Presently he exclaimed: "After all, I think that we were better off as we were eight thousand years ago, even without your matches, Benedictine, education, chocolat menier, and commercials, for then we were able to enjoy real sport—we could kill one another, we could knock old wives on the head, we could have a dozen or more squaws according to our circumstances, young and pretty, and we could career about the country or sit and enjoy a social chat at home, stark naked. We were best off as we were. There are compensations in life at every period of man. Vive la liberté!"
At that moment I heard a shout—saw a flash of light. The workmen had pierced the barrier. A rush of fresh air entered. I staggered to my feet.
"Oh! mon Dieu! Monsieur vit encore!"
I felt dizzy. Kind hands grasped me. I was dragged forth. Brandy was poured down my throat. When I came to myself I gasped: "Fill in the hole! Fill it all up. Let H. P. lie where he is. He shall not go to the British Museum. I have had enough of prehistoric antiquities. Adieu, pour toujours la Vézère."
GLÁMR
The following story is found in the Gretla, an Icelandic Saga, composed in the thirteenth century, or that comes to us in the form then given to it; but it is a redaction of a Saga of much earlier date. Most of it is thoroughly historical, and its statements are corroborated by other Sagas. The following incident was introduced to account for the fact that the outlaw Grettir would run any risk rather than spend the long winter nights alone in the dark.
At the beginning of the eleventh century there stood, a little way up the Valley of Shadows in the north of Iceland, a small farm, occupied by a worthy bonder, named Thorhall, and his wife.
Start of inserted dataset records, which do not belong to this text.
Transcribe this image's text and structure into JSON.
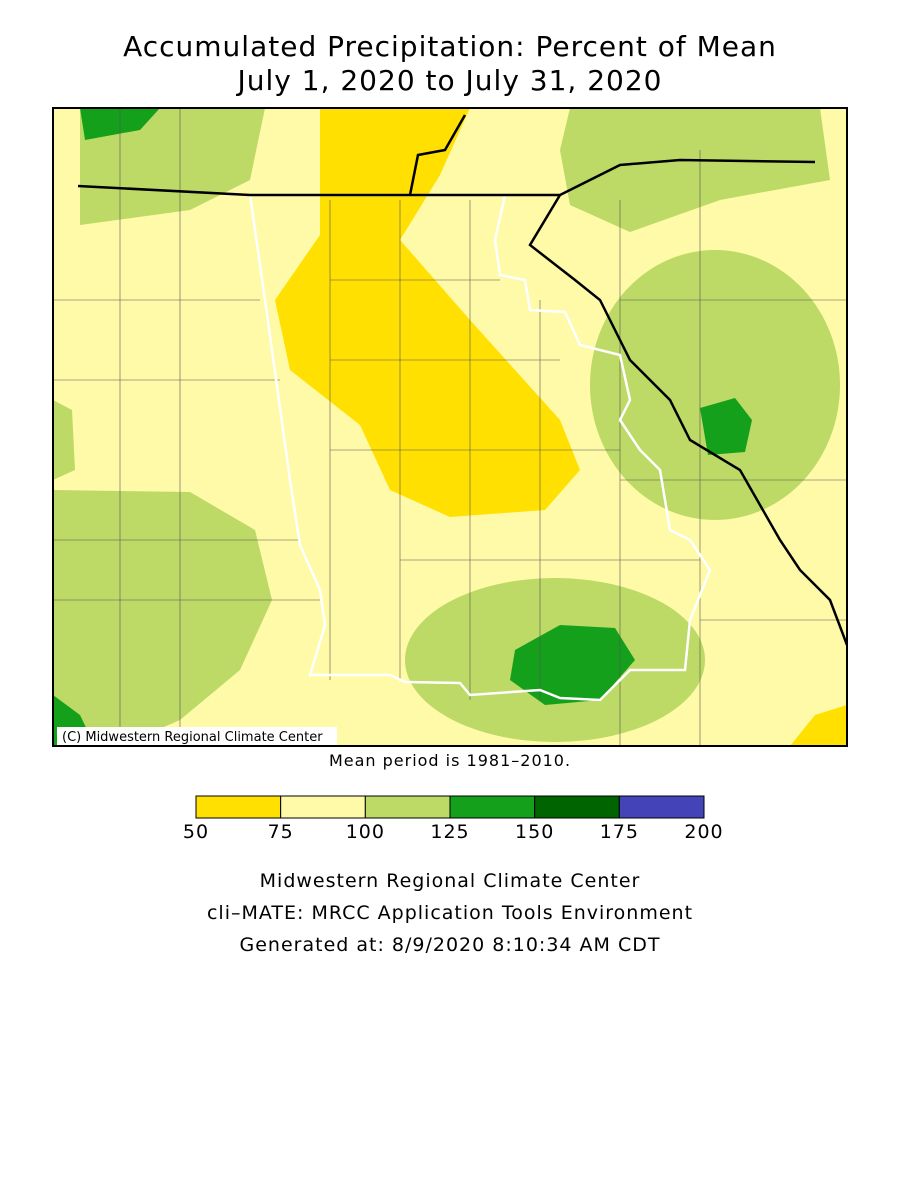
{
  "title": [
    "Accumulated Precipitation: Percent of Mean",
    "July 1, 2020 to July 31, 2020"
  ],
  "map": {
    "credit": "(C) Midwestern Regional Climate Center"
  },
  "note": "Mean period is 1981–2010.",
  "legend": {
    "bins": [
      50,
      75,
      100,
      125,
      150,
      175,
      200
    ],
    "colors": [
      "#ffe000",
      "#fffaa8",
      "#bdd966",
      "#15a01b",
      "#006400",
      "#4444b8"
    ]
  },
  "footer": [
    "Midwestern Regional Climate Center",
    "cli–MATE: MRCC Application Tools Environment",
    "Generated at: 8/9/2020 8:10:34 AM CDT"
  ]
}
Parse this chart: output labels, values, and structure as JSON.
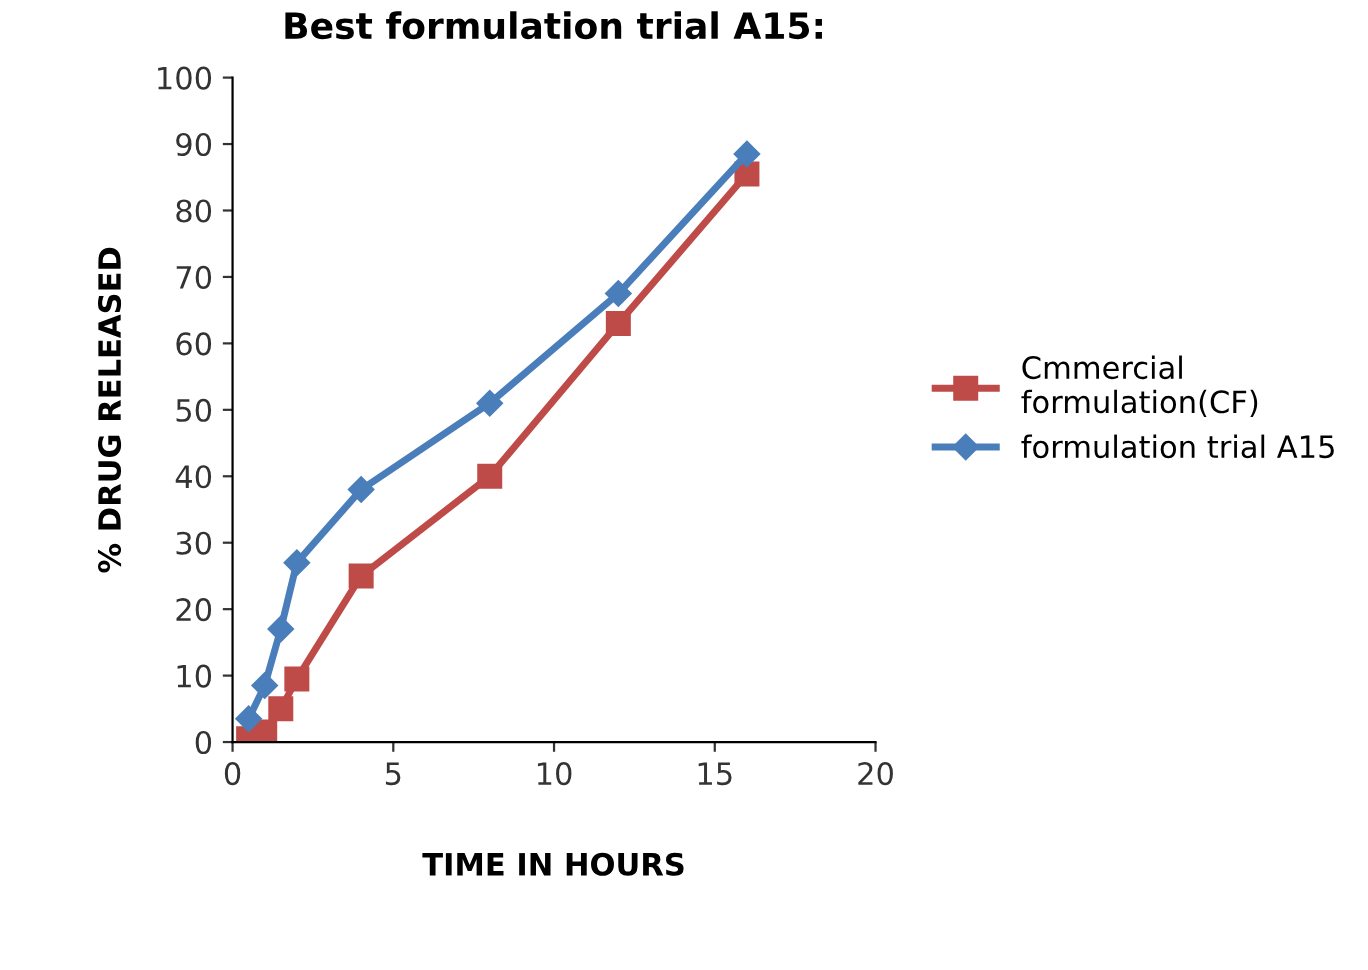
{
  "chart_data": {
    "type": "line",
    "title": "Best formulation trial A15:",
    "xlabel": "TIME IN HOURS",
    "ylabel": "% DRUG RELEASED",
    "x": [
      0.5,
      1,
      1.5,
      2,
      4,
      8,
      12,
      16
    ],
    "series": [
      {
        "name": "Cmmercial formulation(CF)",
        "color": "#be4b48",
        "marker": "square",
        "values": [
          0.5,
          1.5,
          5,
          9.5,
          25,
          40,
          63,
          85.5
        ]
      },
      {
        "name": "formulation trial A15",
        "color": "#4a7ebb",
        "marker": "diamond",
        "values": [
          3.5,
          8.5,
          17,
          27,
          38,
          51,
          67.5,
          88.5
        ]
      }
    ],
    "xlim": [
      0,
      20
    ],
    "xticks": [
      0,
      5,
      10,
      15,
      20
    ],
    "ylim": [
      0,
      100
    ],
    "yticks": [
      0,
      10,
      20,
      30,
      40,
      50,
      60,
      70,
      80,
      90,
      100
    ],
    "grid": false,
    "legend": "right",
    "line_style": "solid"
  }
}
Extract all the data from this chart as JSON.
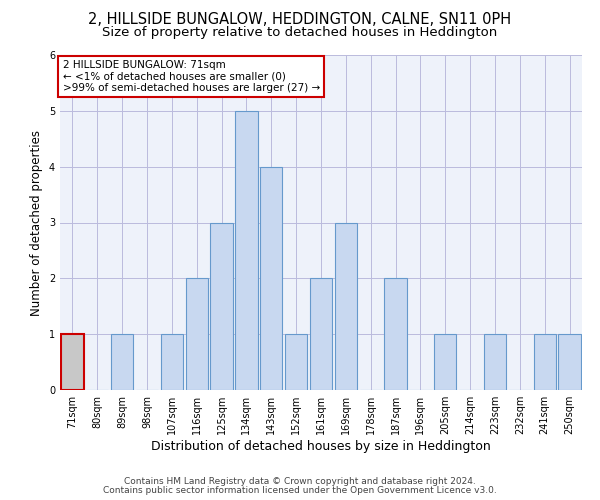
{
  "title": "2, HILLSIDE BUNGALOW, HEDDINGTON, CALNE, SN11 0PH",
  "subtitle": "Size of property relative to detached houses in Heddington",
  "xlabel": "Distribution of detached houses by size in Heddington",
  "ylabel": "Number of detached properties",
  "categories": [
    "71sqm",
    "80sqm",
    "89sqm",
    "98sqm",
    "107sqm",
    "116sqm",
    "125sqm",
    "134sqm",
    "143sqm",
    "152sqm",
    "161sqm",
    "169sqm",
    "178sqm",
    "187sqm",
    "196sqm",
    "205sqm",
    "214sqm",
    "223sqm",
    "232sqm",
    "241sqm",
    "250sqm"
  ],
  "values": [
    1,
    0,
    1,
    0,
    1,
    2,
    3,
    5,
    4,
    1,
    2,
    3,
    0,
    2,
    0,
    1,
    0,
    1,
    0,
    1,
    1
  ],
  "bar_color": "#c8d8f0",
  "bar_edge_color": "#6699cc",
  "highlight_index": 0,
  "highlight_fill_color": "#c8c8c8",
  "highlight_edge_color": "#cc0000",
  "ylim": [
    0,
    6
  ],
  "yticks": [
    0,
    1,
    2,
    3,
    4,
    5,
    6
  ],
  "annotation_lines": [
    "2 HILLSIDE BUNGALOW: 71sqm",
    "← <1% of detached houses are smaller (0)",
    ">99% of semi-detached houses are larger (27) →"
  ],
  "annotation_box_color": "#ffffff",
  "annotation_box_edge_color": "#cc0000",
  "footer_line1": "Contains HM Land Registry data © Crown copyright and database right 2024.",
  "footer_line2": "Contains public sector information licensed under the Open Government Licence v3.0.",
  "background_color": "#ffffff",
  "plot_background_color": "#eef2fa",
  "grid_color": "#bbbbdd",
  "title_fontsize": 10.5,
  "subtitle_fontsize": 9.5,
  "ylabel_fontsize": 8.5,
  "xlabel_fontsize": 9,
  "tick_fontsize": 7,
  "footer_fontsize": 6.5,
  "annotation_fontsize": 7.5
}
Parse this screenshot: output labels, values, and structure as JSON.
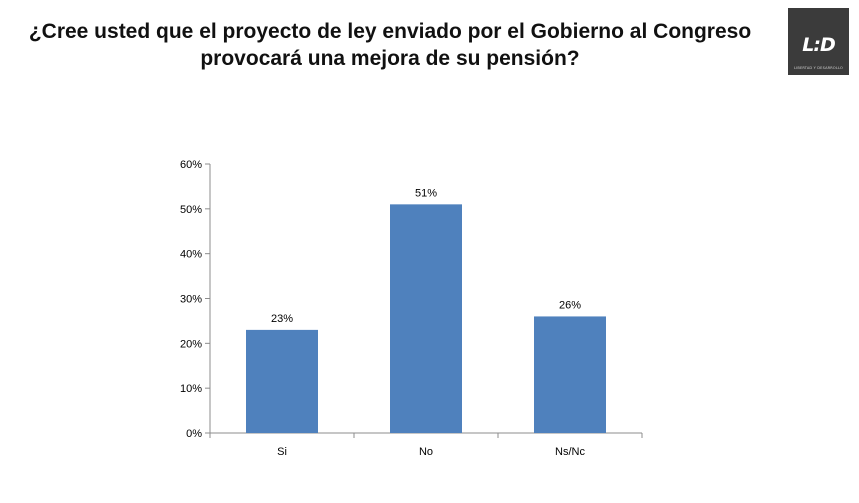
{
  "title": {
    "line1": "¿Cree usted que el proyecto de ley enviado por el Gobierno al Congreso",
    "line2": "provocará una mejora de su pensión?"
  },
  "logo": {
    "mark": "L:D",
    "subtitle": "LIBERTAD Y DESARROLLO"
  },
  "colors": {
    "bar": "#4f81bd",
    "axis": "#8c8c8c",
    "logo_bg": "#3b3b3b"
  },
  "chart_data": {
    "type": "bar",
    "categories": [
      "Si",
      "No",
      "Ns/Nc"
    ],
    "values": [
      23,
      51,
      26
    ],
    "value_labels": [
      "23%",
      "51%",
      "26%"
    ],
    "ylim": [
      0,
      60
    ],
    "yticks": [
      0,
      10,
      20,
      30,
      40,
      50,
      60
    ],
    "ytick_labels": [
      "0%",
      "10%",
      "20%",
      "30%",
      "40%",
      "50%",
      "60%"
    ],
    "xlabel": "",
    "ylabel": "",
    "grid": false,
    "legend": "none"
  }
}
The farmer was not exactly a chieftain, but he was well enough connected to be considered respectable; to back up his gentility he possessed numerous flocks of sheep and a goodly drove of oxen. Thorhall would have been a happy man but for one circumstance—his sheepwalks were haunted.
Not a herdsman would remain with him; he bribed, he threatened, entreated, all to no purpose; one shepherd after another left his service, and things came to such a pass that he determined on asking advice at the next annual council. Thorhall saddled his horses, adjusted his packs, provided himself with hobbles, cracked his long Icelandic whip, and cantered along the road, and in due time reached Thingvellir.